I lost a bunch of data on my phone including my "Google Authenticator" credentials. I had to ask @epriestley nicely to strip multi-factor authentication from my account so that I could login. It would be nice to have backup codes that could be used for emergency logins.
Description
Related Objects
- Mentioned In
- D20033: Update documentation for MFA, including administrator guidance
T920: Provide SMS Support
T11329: Provide a policy controlled way to reset factors from the web UI
T10917: Build Glorious High-Security Notification/Audit Infrastructure
T6115: Allow multi-factor authentication to be a requirement for user subgroups, including administrators
T7639: Figure out MFA in the cluster - Mentioned Here
- T7639: Figure out MFA in the cluster
T9515: Build a "quorum" mechanism and associated UI
T6115: Allow multi-factor authentication to be a requirement for user subgroups, including administrators
T7309: Give scratch tokens when enabling two-factor authentication
Event Timeline
For now, administrators can strip authentication factors from an account by following this guide, although from the discussion in the task linked to T7309 it looks like you're already aware of that:
https://secure.phabricator.com/book/phabricator/article/multi_factor_auth/#recovering-from-lost-fac
After we add backup codes users will still sometimes lose their phone and their backup codes (and attackers will always un-provably claim that they have lost or never wrote down the backup codes), so this feature will only reduce the administrative overhead of TOTP somewhat.
We are also technically (not necessarily chronologically) close to having SMS support; this will require use of a third-party SMS provider, but might be another way to reduce this overhead (e.g., in the case of a damaged device with an intact SIM card, I think recovery is pretty quick? Not sure about lost devices).
(On the other hand, I'm a little skeptical of how secure SMS is as an authentication factor: my SMSes are currently delivered unpredictably to one or more or all of the Apple-branded devices I own, all at once or at different times, as dictated by whim and chance. Many theoretical attackers who could compromise my primary account credentials could also compromise factors delivered over SMS by overcoming barriers much lower than TOTP. The SMS provider will also be well-positioned to compromise accounts.)
For the case of not letting users use MFA because the administrative overhead associated with factor loss is a bigger problem than unauthorized access, we're also potentially open (see also T6115) to letting user accounts have a setting like "Multi-Factor Auth: Required / Optional / Forbidden" or similar, although we'd like to see use cases justifying this in the wild (i.e., actual overhead caused by users losing factors) before pursuing it, because it may be possible to satisfy the needs for this with simpler rules (e.g., just a "required for administrators" flag). I suspect we'll end up with both a per-account flag and some group-requirement mechanism, but it would be nice to avoid building this if we don't really need it.
Another thought is that we could possibly implement a "timed unlock" mechanism like this:
- We send email to every address (and SMS to every phone number) associated with the account, plus some list of administrative addresses, with a link to cancel the unlock.
- We wait 48 or 72 or some other number of hours.
- If, within this time period, none of the links have been clicked, no valid sessions have been used, and no one has logged in to the account up to the factor screen and clicked "do not unlock", we strip the authentication factors.

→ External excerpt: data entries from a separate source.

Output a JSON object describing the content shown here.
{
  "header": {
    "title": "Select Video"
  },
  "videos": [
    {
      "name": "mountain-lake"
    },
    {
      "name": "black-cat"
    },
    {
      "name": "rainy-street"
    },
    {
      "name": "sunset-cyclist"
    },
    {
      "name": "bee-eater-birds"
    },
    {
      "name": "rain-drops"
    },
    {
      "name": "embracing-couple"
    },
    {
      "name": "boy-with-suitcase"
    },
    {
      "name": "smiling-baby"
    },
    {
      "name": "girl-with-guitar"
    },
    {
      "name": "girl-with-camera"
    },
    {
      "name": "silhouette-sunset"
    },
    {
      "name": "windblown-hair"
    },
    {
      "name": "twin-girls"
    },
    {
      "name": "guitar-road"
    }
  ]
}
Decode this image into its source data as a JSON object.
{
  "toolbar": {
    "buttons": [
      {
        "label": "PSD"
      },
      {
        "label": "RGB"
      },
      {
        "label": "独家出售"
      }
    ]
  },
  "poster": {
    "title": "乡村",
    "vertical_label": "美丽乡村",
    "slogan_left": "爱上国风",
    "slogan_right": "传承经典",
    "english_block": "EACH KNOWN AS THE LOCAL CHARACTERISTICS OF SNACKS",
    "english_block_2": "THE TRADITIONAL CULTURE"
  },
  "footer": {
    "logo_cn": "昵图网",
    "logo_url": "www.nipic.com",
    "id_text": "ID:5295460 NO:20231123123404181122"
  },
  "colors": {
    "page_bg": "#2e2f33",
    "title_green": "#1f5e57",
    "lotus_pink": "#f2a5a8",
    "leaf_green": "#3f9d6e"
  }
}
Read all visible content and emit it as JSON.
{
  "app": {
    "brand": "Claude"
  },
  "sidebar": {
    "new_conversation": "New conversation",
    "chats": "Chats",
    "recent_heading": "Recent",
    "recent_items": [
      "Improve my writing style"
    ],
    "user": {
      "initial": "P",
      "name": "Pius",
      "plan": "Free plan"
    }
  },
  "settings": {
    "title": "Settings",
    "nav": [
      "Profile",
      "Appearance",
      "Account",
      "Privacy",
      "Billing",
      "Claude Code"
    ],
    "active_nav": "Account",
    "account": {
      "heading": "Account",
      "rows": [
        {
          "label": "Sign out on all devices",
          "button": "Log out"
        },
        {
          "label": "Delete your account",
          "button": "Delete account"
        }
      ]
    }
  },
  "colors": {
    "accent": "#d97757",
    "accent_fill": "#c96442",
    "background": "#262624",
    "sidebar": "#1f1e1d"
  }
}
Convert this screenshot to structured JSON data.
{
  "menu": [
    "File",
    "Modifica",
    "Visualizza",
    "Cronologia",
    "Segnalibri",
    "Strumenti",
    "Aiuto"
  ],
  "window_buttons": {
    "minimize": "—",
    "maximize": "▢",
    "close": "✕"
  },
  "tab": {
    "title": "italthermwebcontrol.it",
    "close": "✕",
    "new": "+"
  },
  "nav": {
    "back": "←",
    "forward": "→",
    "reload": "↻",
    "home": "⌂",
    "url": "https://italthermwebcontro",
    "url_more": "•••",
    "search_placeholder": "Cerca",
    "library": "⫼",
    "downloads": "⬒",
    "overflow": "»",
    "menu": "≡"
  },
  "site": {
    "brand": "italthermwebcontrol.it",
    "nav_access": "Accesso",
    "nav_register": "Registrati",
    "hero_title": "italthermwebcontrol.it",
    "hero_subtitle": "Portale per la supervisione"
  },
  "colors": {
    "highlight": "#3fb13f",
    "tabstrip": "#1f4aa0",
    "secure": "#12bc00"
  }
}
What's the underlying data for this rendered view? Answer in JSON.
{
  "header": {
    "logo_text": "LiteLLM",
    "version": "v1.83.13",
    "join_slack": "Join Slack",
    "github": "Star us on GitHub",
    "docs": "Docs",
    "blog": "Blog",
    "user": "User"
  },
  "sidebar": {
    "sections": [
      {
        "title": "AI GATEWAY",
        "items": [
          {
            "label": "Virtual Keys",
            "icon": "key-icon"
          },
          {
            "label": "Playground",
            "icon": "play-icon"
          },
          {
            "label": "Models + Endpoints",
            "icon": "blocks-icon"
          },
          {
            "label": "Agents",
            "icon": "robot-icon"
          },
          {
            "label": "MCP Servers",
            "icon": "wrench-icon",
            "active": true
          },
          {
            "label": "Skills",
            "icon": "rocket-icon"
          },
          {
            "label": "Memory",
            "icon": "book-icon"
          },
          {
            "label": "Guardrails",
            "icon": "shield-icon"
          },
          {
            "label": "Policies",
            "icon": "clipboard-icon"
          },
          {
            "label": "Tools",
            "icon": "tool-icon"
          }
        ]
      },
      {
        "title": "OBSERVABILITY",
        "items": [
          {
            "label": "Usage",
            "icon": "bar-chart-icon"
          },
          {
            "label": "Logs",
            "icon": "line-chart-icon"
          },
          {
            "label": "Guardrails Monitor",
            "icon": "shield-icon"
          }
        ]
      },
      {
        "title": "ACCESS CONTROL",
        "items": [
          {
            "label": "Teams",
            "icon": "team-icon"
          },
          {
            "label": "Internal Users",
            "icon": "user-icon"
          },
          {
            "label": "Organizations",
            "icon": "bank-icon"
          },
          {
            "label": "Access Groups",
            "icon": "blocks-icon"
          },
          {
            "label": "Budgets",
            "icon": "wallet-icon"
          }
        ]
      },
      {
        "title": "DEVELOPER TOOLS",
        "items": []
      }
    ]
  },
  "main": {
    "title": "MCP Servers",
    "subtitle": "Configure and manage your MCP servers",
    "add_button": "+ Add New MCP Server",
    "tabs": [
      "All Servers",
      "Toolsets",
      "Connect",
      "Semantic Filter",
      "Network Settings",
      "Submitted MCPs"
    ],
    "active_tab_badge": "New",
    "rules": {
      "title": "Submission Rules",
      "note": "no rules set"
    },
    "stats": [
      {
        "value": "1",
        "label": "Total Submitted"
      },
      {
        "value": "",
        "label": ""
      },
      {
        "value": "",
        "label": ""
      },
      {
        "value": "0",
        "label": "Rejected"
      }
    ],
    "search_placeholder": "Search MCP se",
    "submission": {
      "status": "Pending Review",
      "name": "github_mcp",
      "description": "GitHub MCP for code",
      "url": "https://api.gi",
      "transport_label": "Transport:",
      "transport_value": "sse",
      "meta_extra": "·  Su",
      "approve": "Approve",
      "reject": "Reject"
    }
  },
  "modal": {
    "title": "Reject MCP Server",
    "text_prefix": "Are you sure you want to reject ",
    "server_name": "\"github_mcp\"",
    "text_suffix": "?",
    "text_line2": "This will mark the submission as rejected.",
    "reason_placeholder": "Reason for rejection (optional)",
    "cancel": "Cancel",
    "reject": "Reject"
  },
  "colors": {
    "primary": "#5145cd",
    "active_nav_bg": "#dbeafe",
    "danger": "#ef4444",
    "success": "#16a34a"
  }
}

This is a much lower barrier than "mail us your passport" or "meet physically and execute a prearranged secret handshake", but still a significant barrier (attackers must compromise everything all at once, not compromise a user known to administrators, and not alert the user).
I'm not sure if there is a 48/72/X hour number which is both short enough to be reasonable and long enough to resist attacks, however. One thing we could do is that, in Calendar, if you've provided us the information, we know about scheduled vacation, holidays in your locale, and your workweek definition. We could stop the timer from ticking during these times: so a 48 reset on a Friday before a long weekend would pause for Saturday, Sunday and Monday and start ticking on Tuesday, opening up on Wednesday. If you'd marked yourself as away for 3 weeks in Calendar (e.g., taking a vacation) prior to "losing" your MFA token, we'd similarly stop the timer.
If we had reliable access to this information, this might defuse the most obvious attacks and let us reasonably shorten the timer window to something which could make this plausible.
This feels a little far afield, and kind of complex, and I'm not aware of similar implementations in other systems and am not excited about "rolling our own" security mechanisms, but I can't immediately come up with any reasons why it's a completely terrible idea, especially if the underlying Calendar data gets to a place where it's pretty reliable.
We could also commit to this only halfway and let it be used only "low-importance" accounts, but at some point anything in this vein sort of becomes a WMF-only feature because it's unlikely that most installs will have enough factor-related administrative overhead to justify this. We'd likely prefer to just have a "MFA: Forbidden" flag to deal with the overhead issue, rather than a complex mechanism which is ultimately only suitable for low-security recovery.